Prairie Lights Virtual – Zoom
Please join us for a reading and conversation with Sarah Fay to celebrate the release of her new book Pathological: The True Story of Six Misdiagnoses. She will be joined in conversation with Jen Percy.
To join this virtual event, register here.
Anthony Swofford, International and New York Times bestselling author of Jarhead, says of the book “Pathological is the best book I’ve read in many years. Masterfully written, distinctively researched, and deeply humane, it joins our finest literature on medicine and psychiatry and the eternal riddle we call our minds. Fay’s artful work is pleasingly unclassifiable: call it medical memoir; mental health thriller; comic punctuation primer; DSM and Big Pharma smackdown. I’ll just call it genius. It’s also contrarian, controversial, and beautifully, validly angry. If you or anyone you love has spent time in the mental health industrial complex (or, cauldron)—buy this book now and read it.”

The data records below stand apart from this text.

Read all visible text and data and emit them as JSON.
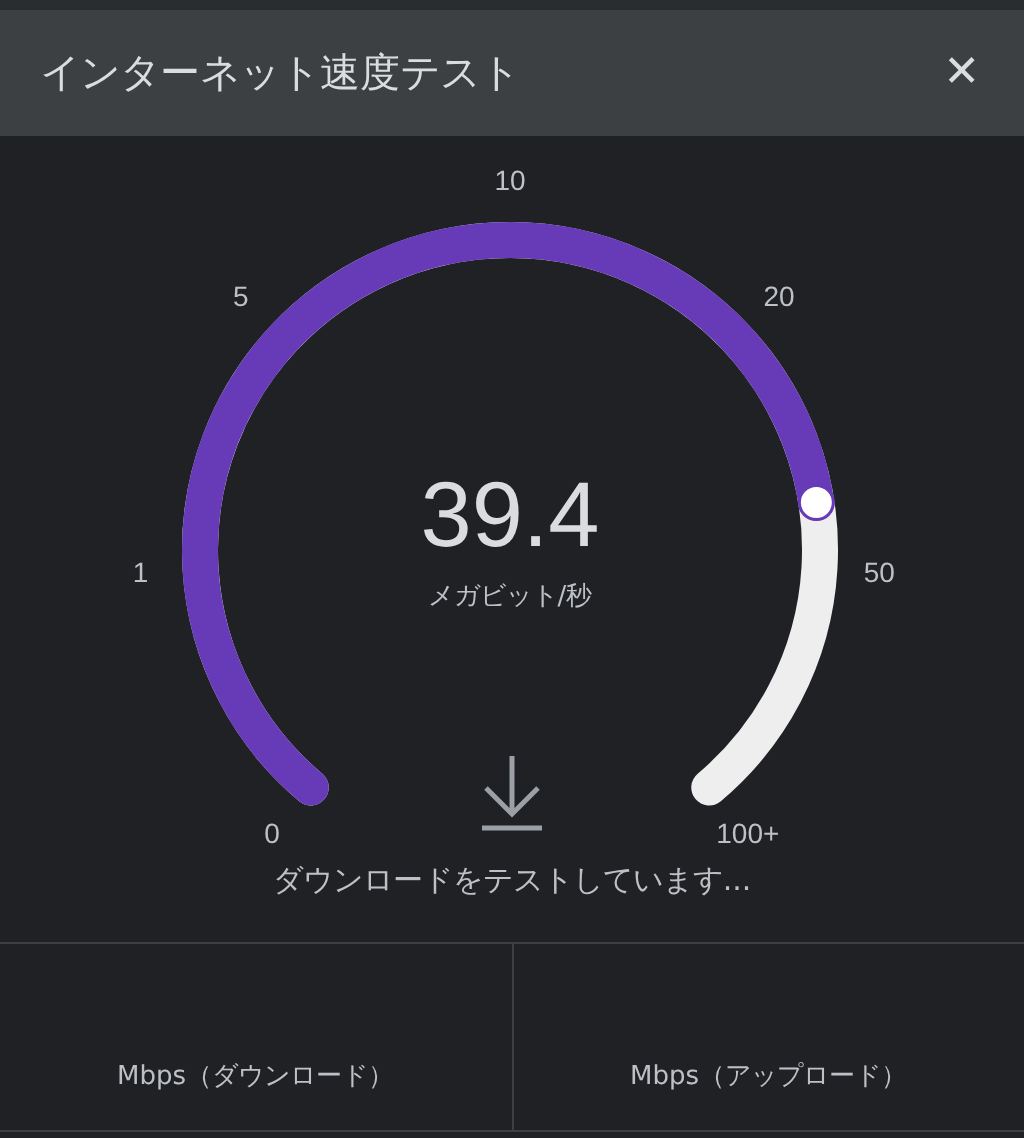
{
  "window": {
    "title": "インターネット速度テスト",
    "close": "✕"
  },
  "gauge": {
    "ticks": [
      "0",
      "1",
      "5",
      "10",
      "20",
      "50",
      "100+"
    ],
    "level": 0.79,
    "value": "39.4",
    "unit": "メガビット/秒"
  },
  "status": "ダウンロードをテストしています...",
  "results": [
    {
      "label": "Mbps（ダウンロード）"
    },
    {
      "label": "Mbps（アップロード）"
    }
  ]
}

Sarah Fay is an author and activist. Her writing appears in many publications, including Longreads, The New York Times, The Atlantic, Time Magazine, The New Republic, McSweeney’s, The Believer, and The Paris Review, where she served as an advisory editor. She’s the recipient of the Hopwood Award for Literature, as well as grants and fellowships from Yaddo, the Mellon Foundation, and the MacDowell Colony, among others. She’s the founder of Pathological: The Movement (www.pathological.us.), a public awareness campaign devoted to making people aware of the unreliability and invalidity of DSM diagnoses and the dangers of identifying with an unproven mental illness. For more, visit www.sarahfay.org.
Jen Percy is a graduate of the Iowa Writers’ Workshop, where she received a Truman Capote Fellowship in fiction. She also received an Iowa Arts Fellowship from Iowa’s Nonfiction Writing Program. Winner of a Pushcart Prize and a grant from the National Endowment for the Arts, her work has appeared in a number of magazines, including Harper’s, The New Republic, and The Oxford American. She teaches writing at New York University.